According to dictionaries and earlier lessons, alacsony = "short" and kicsi = "small/little" but in this lesson, it's suddenly started sometimes translating alacsony as small, so ...
Adjectives that are before a noun don't take the plural ending -- only ones that stand by themselves (like the magasakat here) or that are after the noun (e.g. "the boys are short" = a fiúk alacsonyak).
It's accepted in some sentences so, for consistency, it should be accepted in others.
But I believe there's no easy way to change all sentences with Zsuzsa to accept also "Susie" at once -- so you may come across ones that don't and it would be good if you used the "Report a problem / My translation should be accepted" on each one individually. Thanks :)
Is that normal that I hear "alacsonyfi..úkatlát" and not "alacsony.. fiúkatlat?" I mean that I hear "fi" at the end of "alacsony" and the a short blank before the rest of the sentence?
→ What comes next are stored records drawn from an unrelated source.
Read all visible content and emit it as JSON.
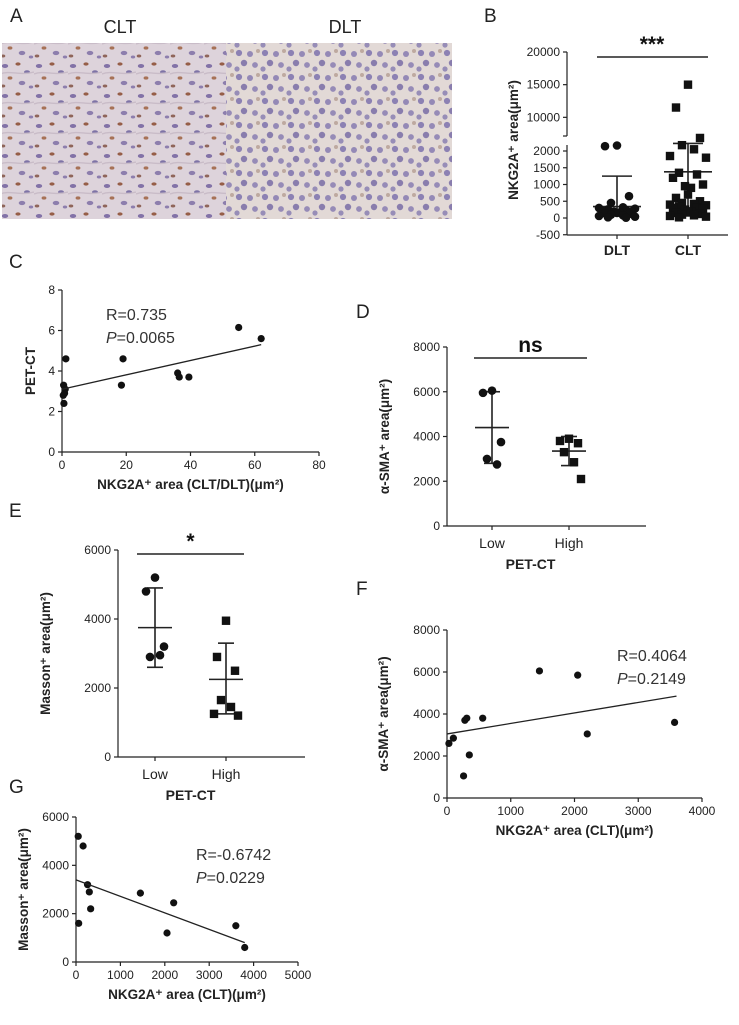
{
  "panels": {
    "A": {
      "letter": "A",
      "left_label": "CLT",
      "right_label": "DLT"
    },
    "B": {
      "letter": "B"
    },
    "C": {
      "letter": "C"
    },
    "D": {
      "letter": "D"
    },
    "E": {
      "letter": "E"
    },
    "F": {
      "letter": "F"
    },
    "G": {
      "letter": "G"
    }
  },
  "colors": {
    "ink": "#111111",
    "tissue_light": "#d8cfd6",
    "nuclei": "#6b5a9a",
    "stain_brown": "#8a4a2e"
  },
  "chart_data": [
    {
      "id": "B",
      "type": "scatter",
      "ylabel": "NKG2A⁺ area(μm²)",
      "categories": [
        "DLT",
        "CLT"
      ],
      "yticks_lower": [
        "-500",
        "0",
        "500",
        "1000",
        "1500",
        "2000"
      ],
      "yticks_upper": [
        "10000",
        "15000",
        "20000"
      ],
      "y_break": [
        2000,
        8000
      ],
      "significance": "***",
      "groups": [
        {
          "name": "DLT",
          "marker": "circle",
          "mean": 340,
          "sd_low": 70,
          "sd_high": 1250,
          "values": [
            3600,
            3400,
            650,
            450,
            320,
            300,
            280,
            260,
            240,
            220,
            200,
            190,
            170,
            150,
            140,
            120,
            100,
            80,
            60,
            40,
            20,
            10
          ]
        },
        {
          "name": "CLT",
          "marker": "square",
          "mean": 1380,
          "sd_low": 60,
          "sd_high": 4200,
          "values": [
            15000,
            11500,
            5800,
            3700,
            2500,
            1850,
            1800,
            1350,
            1300,
            1200,
            1000,
            950,
            900,
            700,
            600,
            500,
            450,
            420,
            400,
            380,
            350,
            320,
            300,
            280,
            250,
            200,
            180,
            150,
            120,
            100,
            80,
            60,
            40,
            20
          ]
        }
      ]
    },
    {
      "id": "C",
      "type": "scatter",
      "xlabel": "NKG2A⁺ area (CLT/DLT)(μm²)",
      "ylabel": "PET-CT",
      "xlim": [
        0,
        80
      ],
      "ylim": [
        0,
        8
      ],
      "xticks": [
        "0",
        "20",
        "40",
        "60",
        "80"
      ],
      "yticks": [
        "0",
        "2",
        "4",
        "6",
        "8"
      ],
      "annotation_r": "R=0.735",
      "annotation_p_symbol": "P",
      "annotation_p_value": "=0.0065",
      "fit": {
        "x": [
          0,
          62
        ],
        "y": [
          3.1,
          5.3
        ]
      },
      "points": [
        [
          0.5,
          3.3
        ],
        [
          0.8,
          2.9
        ],
        [
          1,
          3.1
        ],
        [
          0.6,
          2.4
        ],
        [
          1.2,
          4.6
        ],
        [
          0.4,
          2.8
        ],
        [
          19,
          4.6
        ],
        [
          18.5,
          3.3
        ],
        [
          36,
          3.9
        ],
        [
          36.5,
          3.7
        ],
        [
          39.5,
          3.7
        ],
        [
          55,
          6.15
        ],
        [
          62,
          5.6
        ]
      ]
    },
    {
      "id": "D",
      "type": "scatter",
      "xlabel": "PET-CT",
      "ylabel": "α-SMA⁺ area(μm²)",
      "ylim": [
        0,
        8000
      ],
      "yticks": [
        "0",
        "2000",
        "4000",
        "6000",
        "8000"
      ],
      "categories": [
        "Low",
        "High"
      ],
      "significance": "ns",
      "groups": [
        {
          "name": "Low",
          "marker": "circle",
          "mean": 4400,
          "sd_low": 2800,
          "sd_high": 6000,
          "values": [
            6050,
            5950,
            3750,
            3000,
            2750
          ]
        },
        {
          "name": "High",
          "marker": "square",
          "mean": 3350,
          "sd_low": 2700,
          "sd_high": 4000,
          "values": [
            3900,
            3800,
            3700,
            3300,
            2850,
            2100
          ]
        }
      ]
    },
    {
      "id": "E",
      "type": "scatter",
      "xlabel": "PET-CT",
      "ylabel": "Masson⁺ area(μm²)",
      "ylim": [
        0,
        6000
      ],
      "yticks": [
        "0",
        "2000",
        "4000",
        "6000"
      ],
      "categories": [
        "Low",
        "High"
      ],
      "significance": "*",
      "groups": [
        {
          "name": "Low",
          "marker": "circle",
          "mean": 3750,
          "sd_low": 2600,
          "sd_high": 4900,
          "values": [
            5200,
            4800,
            3200,
            2900,
            2950
          ]
        },
        {
          "name": "High",
          "marker": "square",
          "mean": 2250,
          "sd_low": 1250,
          "sd_high": 3300,
          "values": [
            3950,
            2900,
            2500,
            1650,
            1450,
            1200,
            1250
          ]
        }
      ]
    },
    {
      "id": "F",
      "type": "scatter",
      "xlabel": "NKG2A⁺ area (CLT)(μm²)",
      "ylabel": "α-SMA⁺ area(μm²)",
      "xlim": [
        0,
        4000
      ],
      "ylim": [
        0,
        8000
      ],
      "xticks": [
        "0",
        "1000",
        "2000",
        "3000",
        "4000"
      ],
      "yticks": [
        "0",
        "2000",
        "4000",
        "6000",
        "8000"
      ],
      "annotation_r": "R=0.4064",
      "annotation_p_symbol": "P",
      "annotation_p_value": "=0.2149",
      "fit": {
        "x": [
          0,
          3600
        ],
        "y": [
          3050,
          4850
        ]
      },
      "points": [
        [
          30,
          2600
        ],
        [
          100,
          2850
        ],
        [
          280,
          3700
        ],
        [
          310,
          3800
        ],
        [
          560,
          3800
        ],
        [
          350,
          2050
        ],
        [
          260,
          1050
        ],
        [
          1450,
          6050
        ],
        [
          2050,
          5850
        ],
        [
          2200,
          3050
        ],
        [
          3570,
          3600
        ]
      ]
    },
    {
      "id": "G",
      "type": "scatter",
      "xlabel": "NKG2A⁺ area (CLT)(μm²)",
      "ylabel": "Masson⁺ area(μm²)",
      "xlim": [
        0,
        5000
      ],
      "ylim": [
        0,
        6000
      ],
      "xticks": [
        "0",
        "1000",
        "2000",
        "3000",
        "4000",
        "5000"
      ],
      "yticks": [
        "0",
        "2000",
        "4000",
        "6000"
      ],
      "annotation_r": "R=-0.6742",
      "annotation_p_symbol": "P",
      "annotation_p_value": "=0.0229",
      "fit": {
        "x": [
          0,
          3800
        ],
        "y": [
          3400,
          800
        ]
      },
      "points": [
        [
          50,
          5200
        ],
        [
          160,
          4800
        ],
        [
          260,
          3200
        ],
        [
          300,
          2900
        ],
        [
          330,
          2200
        ],
        [
          60,
          1600
        ],
        [
          1450,
          2850
        ],
        [
          2200,
          2450
        ],
        [
          2050,
          1200
        ],
        [
          3600,
          1500
        ],
        [
          3800,
          600
        ]
      ]
    }
  ]
}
I hear "alacsony fiúkat". It might be that the Hungarian accent is a neutral phonetic feature for you, and that your ear picks the long vowel as the accented one. I velieve that the accent in Hungarian is conveyed by a slight emphasis and a higher pitch (as in Finnish which is my mother tongue). On the other hand Italian, for example, uses the vowel length for accents.
I don't know, but some of the sentences are really weird (about a kindergarten teacher flying among planes, etc.). I guess it's because the lessons are created by a community of users, not necessarily by experienced teachers.